Bu gece, Sevgili Peygamberimiz Hatemü’l-Enbiya Hz. Muhammed Mustafa’nın (s.a.s.) dünyayı teşriflerinin 1500. yıldönümüdür. Cenab-ı Hak, idrak edeceğimiz Mevlid Gecesi’ni milletimiz, âlem-i İslam ve tüm insanlık için hayırlara vesile eylesin. Veladet-i Nebi’nin insanlık için taşıdığı anlam ve önemi hakkıyla kavramayı bizlere nasip eylesin.

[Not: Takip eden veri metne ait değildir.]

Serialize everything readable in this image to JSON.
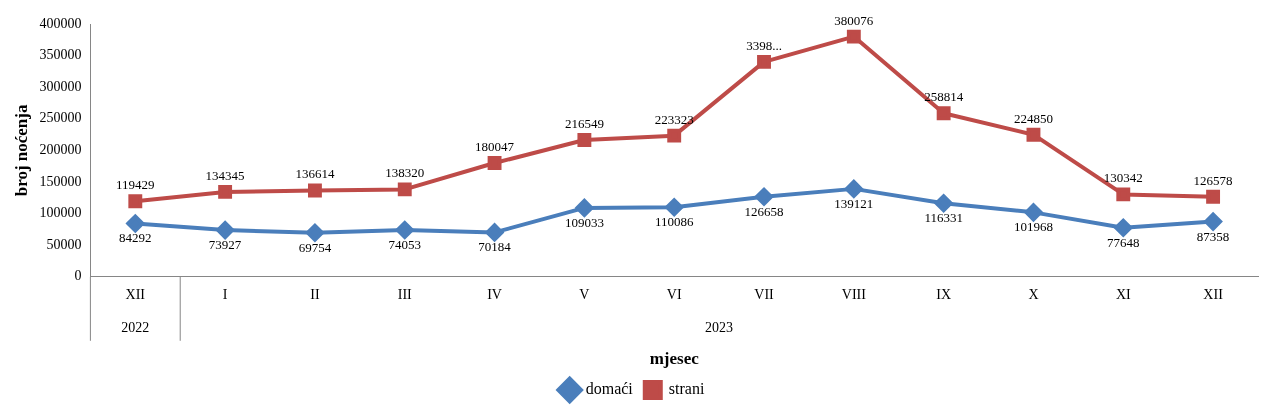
{
  "chart_data": {
    "type": "line",
    "ylabel": "broj noćenja",
    "xlabel": "mjesec",
    "categories": [
      "XII",
      "I",
      "II",
      "III",
      "IV",
      "V",
      "VI",
      "VII",
      "VIII",
      "IX",
      "X",
      "XI",
      "XII"
    ],
    "annotations": [
      "2022",
      "2023"
    ],
    "series": [
      {
        "name": "domaći",
        "color": "#4a7ebb",
        "marker": "diamond",
        "values": [
          84292,
          73927,
          69754,
          74053,
          70184,
          109033,
          110086,
          126658,
          139121,
          116331,
          101968,
          77648,
          87358
        ],
        "value_labels": [
          "84292",
          "73927",
          "69754",
          "74053",
          "70184",
          "109033",
          "110086",
          "126658",
          "139121",
          "116331",
          "101968",
          "77648",
          "87358"
        ]
      },
      {
        "name": "strani",
        "color": "#be4b48",
        "marker": "square",
        "values": [
          119429,
          134345,
          136614,
          138320,
          180047,
          216549,
          223323,
          340000,
          380076,
          258814,
          224850,
          130342,
          126578
        ],
        "value_labels": [
          "119429",
          "134345",
          "136614",
          "138320",
          "180047",
          "216549",
          "223323",
          "3398...",
          "380076",
          "258814",
          "224850",
          "130342",
          "126578"
        ]
      }
    ],
    "ylim": [
      0,
      400000
    ],
    "yticks": [
      0,
      50000,
      100000,
      150000,
      200000,
      250000,
      300000,
      350000,
      400000
    ],
    "grid": false,
    "legend": "bottom",
    "line_style": "solid"
  }
}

Rasul-i Ekrem Efendimiz (s.a.s.), Allah’ın insanlığa en büyük lütfu ve ikramıdır. İlahi rahmetin en büyük tecellisi, nübüvvet silsilesinin son temsilcisidir. O, insanlığın iftihar abidesi, yeryüzünün en nadidesidir. Cenab-ı Hak, “Biz seni âlemlere ancak rahmet olarak gönderdik” (Enbiya, 21/107) fermanıyla onun insanlık için ifade ettiği büyük manaya dikkat çekmektedir. “İçlerinden, kendilerine Allah’ın ayetlerini okuyan, kendilerini temizleyen, kendilerine kitap ve hikmeti öğreten bir Peygamber (s.a.s.) göndermekle Allah, müminlere büyük bir lütufta bulunmuştur. Hâlbuki onlar önceleri apaçık bir sapıklık içindeydiler.” (Âl-i imran, 164) ayetiyle onun ilahi bir ihsan olduğunu beyan etmektedir. Nitekim cehaletin ve zulmün hayatı kuşattığı, insanlığın istikametini kaybettiği karanlık bir dönemde, Peygamber Efendimiz (s.a.s.), insanlığın ufkuna bir güneş gibi doğmuştur. Onun gelişiyle insanlık hidayet ve istikamet bulmuştur. Zulmetin, nefretin ve şiddetin kavurucu ateşiyle çoraklaşan ruhlar, onun adalet, merhamet ve muhabbetiyle yeniden hayat bulmuştur.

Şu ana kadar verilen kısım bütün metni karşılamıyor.